The pieces are designed to be multi-functional, says the designer. "For example, a box is the minimal element for storage, but if you turn the box it could also serve as a stool," she told Dezeen.
"I chose not to define much about the function so that you can always leave it open to any kind of function," she added.
The design is currently a prototype but Jung-Cheng hopes to put it into production soon.
Jung-Cheng completed her bachelor's degree in Taiwan before graduating from the Product Design master's course at Ecole Cantonale d’art de Lausanne (ECAL) in Switzerland this year, where Nonsystem was her final project.
Other adaptable furniture we've featured on Dezeen includes a set of chairs that can be swapped around in their bathtub-shaped base and a storage design that uses sliding rods for its shelves.
See all our stories about storage »
See all our stories furniture »
Here's some more information from the designer:
Nonsystem is a system furniture or not a system furniture.
It was inspired by an image that shows a homeless person building his bed with two storage boxes and chipboard.
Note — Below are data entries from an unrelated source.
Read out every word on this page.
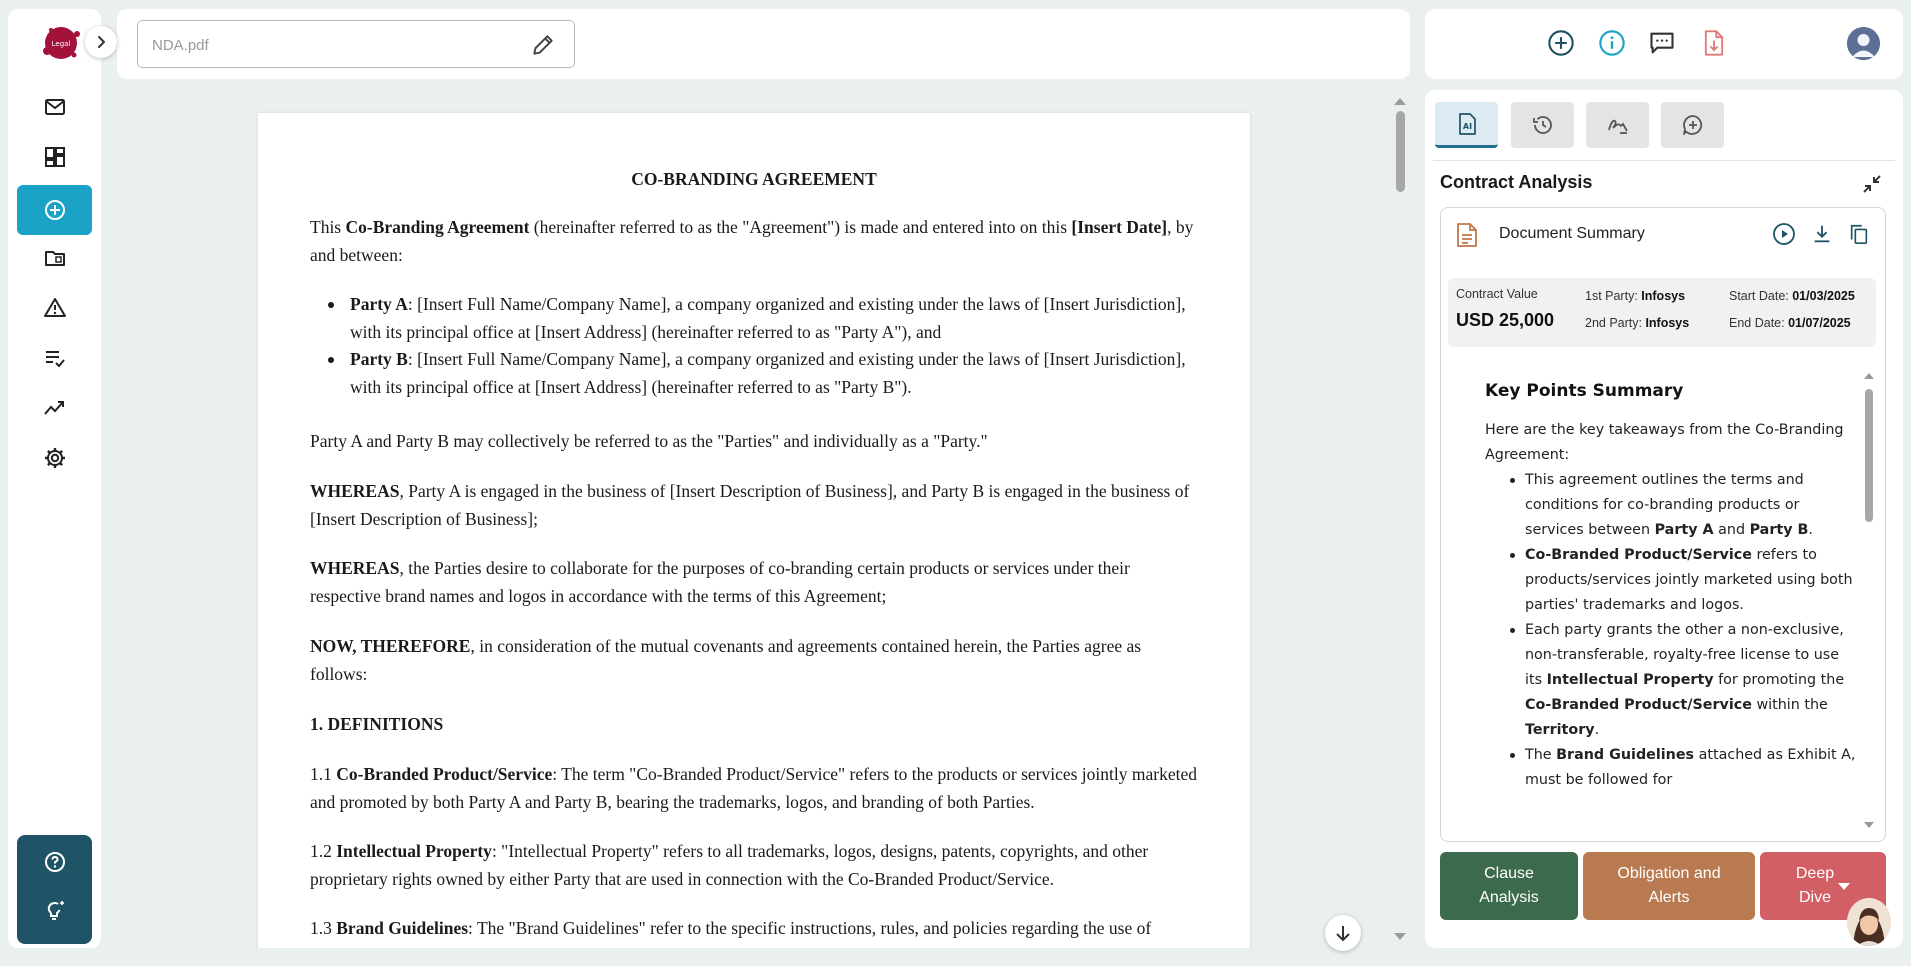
Legal
NDA.pdf
CO-BRANDING AGREEMENT
This Co-Branding Agreement (hereinafter referred to as the "Agreement") is made and entered into on this [Insert Date], by and between:
Party A: [Insert Full Name/Company Name], a company organized and existing under the laws of [Insert Jurisdiction], with its principal office at [Insert Address] (hereinafter referred to as "Party A"), and
Party B: [Insert Full Name/Company Name], a company organized and existing under the laws of [Insert Jurisdiction], with its principal office at [Insert Address] (hereinafter referred to as "Party B").
Party A and Party B may collectively be referred to as the "Parties" and individually as a "Party."
WHEREAS, Party A is engaged in the business of [Insert Description of Business], and Party B is engaged in the business of [Insert Description of Business];
WHEREAS, the Parties desire to collaborate for the purposes of co-branding certain products or services under their respective brand names and logos in accordance with the terms of this Agreement;
NOW, THEREFORE, in consideration of the mutual covenants and agreements contained herein, the Parties agree as follows:
1. DEFINITIONS
1.1 Co-Branded Product/Service: The term "Co-Branded Product/Service" refers to the products or services jointly marketed and promoted by both Party A and Party B, bearing the trademarks, logos, and branding of both Parties.
1.2 Intellectual Property: "Intellectual Property" refers to all trademarks, logos, designs, patents, copyrights, and other proprietary rights owned by either Party that are used in connection with the Co-Branded Product/Service.
1.3 Brand Guidelines: The "Brand Guidelines" refer to the specific instructions, rules, and policies regarding the use of
AI
Contract Analysis
Document Summary
Contract Value
USD 25,000
1st Party: Infosys
2nd Party: Infosys
Start Date: 01/03/2025
End Date: 01/07/2025
Key Points Summary
Here are the key takeaways from the Co-Branding Agreement:
This agreement outlines the terms and conditions for co-branding products or services between Party A and Party B.
Co-Branded Product/Service refers to products/services jointly marketed using both parties' trademarks and logos.
Each party grants the other a non-exclusive, non-transferable, royalty-free license to use its Intellectual Property for promoting the Co-Branded Product/Service within the Territory.
The Brand Guidelines attached as Exhibit A, must be followed for
Clause Analysis
Obligation and Alerts
Deep Dive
I was very fascinated by this minimalist style. So I created this boxes furniture collection to cope with all changes by remaining unchanged.
This transforming furniture system consists of five various elements that can be adjusted to a user's needs. Made from aluminum, maple wood, Plexiglas and recycled plastic, the collection can be playfully mixed and matched.
It is a research of function and material. While designing these boxes, I learned to treat different materials in different ways.
The final result gives a look almost like a collage of materials and colors. And what makes them look coherent is only by their dimension. So each piece can be regard as an individual object but also part of the system.
"Random is measurable"
"La mathematique est l'art de donner le meme nom a des choses differentes."
(Mathematics is the art of giving the same name to different things.)